Watch for home repair fraud, scams

March 07, 2003|by LYNN F. LITTLE

Year after year, home repair problems make the top of the list for consumer complaints. Poor workmanship, disagreements on contracts, inferior materials and incomplete or late work all add to the frustration, but the most devious and harmful are outright frauds. These frauds tend to increase in the early spring when many home repairs are started.

Door-to-door con artists travel in groups in pickup trucks, in vans or on foot during daylight hours. Frequently, they observe their potential victims a day or more prior to the actual encounter. They may pose as repairmen or utility inspectors to enter a victim's home.

Itinerant workers known as "travelers" offer bargain prices for home repairs. They typically claim to have done work in the past for the victim or to have just finished a job and have left-over materials, or they may say that they just happened to notice a problem with your house that needs immediate attention. After quoting a low price, travelers intimidate their victims into paying much more after the work is completed. Common frauds include those involving roofing, asphalt paving, tree trimming and painting.


Often in these cases, work performed, if any, is shoddy and will not last. Travelers often prey on the same victims year after year. Police reports indicate travelers may also steal money or other valuables from the victim's home during the repair.

Here are some ways to protect yourself:

  • Beware of door-to-door contractors who use high-pressure or scare tactics to get you to make an immediate decision. Don't do business with someone who comes to your door offering a bargain because he says he has material remaining from another job.

  • Be observant and alert for strange pickup trucks, vans and cars cruising or parked in your neighborhood.

  • Take note of work being done on neighbor's homes. Watch for strangers walking down the street with buckets and ladders or going door-to-door.
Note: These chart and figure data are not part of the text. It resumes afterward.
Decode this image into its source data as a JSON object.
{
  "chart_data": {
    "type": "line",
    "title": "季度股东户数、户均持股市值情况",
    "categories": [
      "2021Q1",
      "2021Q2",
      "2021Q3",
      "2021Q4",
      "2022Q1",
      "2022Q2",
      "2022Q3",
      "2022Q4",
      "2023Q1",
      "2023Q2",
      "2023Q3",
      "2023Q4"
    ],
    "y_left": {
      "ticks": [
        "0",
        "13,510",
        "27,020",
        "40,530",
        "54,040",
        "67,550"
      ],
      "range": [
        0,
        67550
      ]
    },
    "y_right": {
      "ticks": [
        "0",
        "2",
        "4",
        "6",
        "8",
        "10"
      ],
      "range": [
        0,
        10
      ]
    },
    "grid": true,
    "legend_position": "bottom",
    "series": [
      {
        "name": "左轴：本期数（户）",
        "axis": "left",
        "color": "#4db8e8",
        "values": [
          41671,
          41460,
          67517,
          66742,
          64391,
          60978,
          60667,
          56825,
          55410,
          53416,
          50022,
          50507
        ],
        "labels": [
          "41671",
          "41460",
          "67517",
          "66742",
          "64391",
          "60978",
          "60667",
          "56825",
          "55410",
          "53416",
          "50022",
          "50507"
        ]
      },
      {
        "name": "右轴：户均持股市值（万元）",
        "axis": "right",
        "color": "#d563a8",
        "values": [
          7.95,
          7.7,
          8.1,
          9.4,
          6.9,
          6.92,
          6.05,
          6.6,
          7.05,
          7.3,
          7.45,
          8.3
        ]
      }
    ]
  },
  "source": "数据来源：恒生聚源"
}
  • Write down the license plate numbers of suspicious vehicles. Also note the make, model and color of the vehicles. If you suspect a crime is in progress, phone 911 but do not approach the perpetrators yourself.

  • Obtain at least three written bids for work you want done. Don't automatically choose the lowest bidder.

  • Don't hire a stranger until you have thoroughly checked references.

  • Don't pay the whole amount before the work is completed to your satisfaction. You should pay no more than 25 to 50 percent up front.

  • Call your city or county licensing bureau to verify that the contractor is licensed. Don't do business with an unlicensed contractor.

  • Ask for proof that the contractor is bonded, carries liability insurance and covers his workers with workers compensation insurance.

  • The contractor's business card should have a verifiable street address and office phone number. Be cautious of those with only post office boxes and answering machines or pagers.

  • Call the Better Business Bureau or the local office of consumer affairs for a report on the contractor.

  • Require the contractor to use a written contract that lists materials to be used, as well as charges, costs and the completion date.

  • Never rely on someone to explain parts of an agreement unless it is someone you know and trust. Read the fine print for yourself. Never sign anything without carefully checking it. Be sure you understand and agree to all provisions in a contract or agreement.

  • Don't make final payment until you've received a "lien waiver" that shows the contractor has paid his subcontractors and suppliers - unpaid workers or vendors could put a lien on your home.

Lynn F. Little is extension coordinator with Family and Consumer Services of the Maryland Cooperative Extension in Washington County.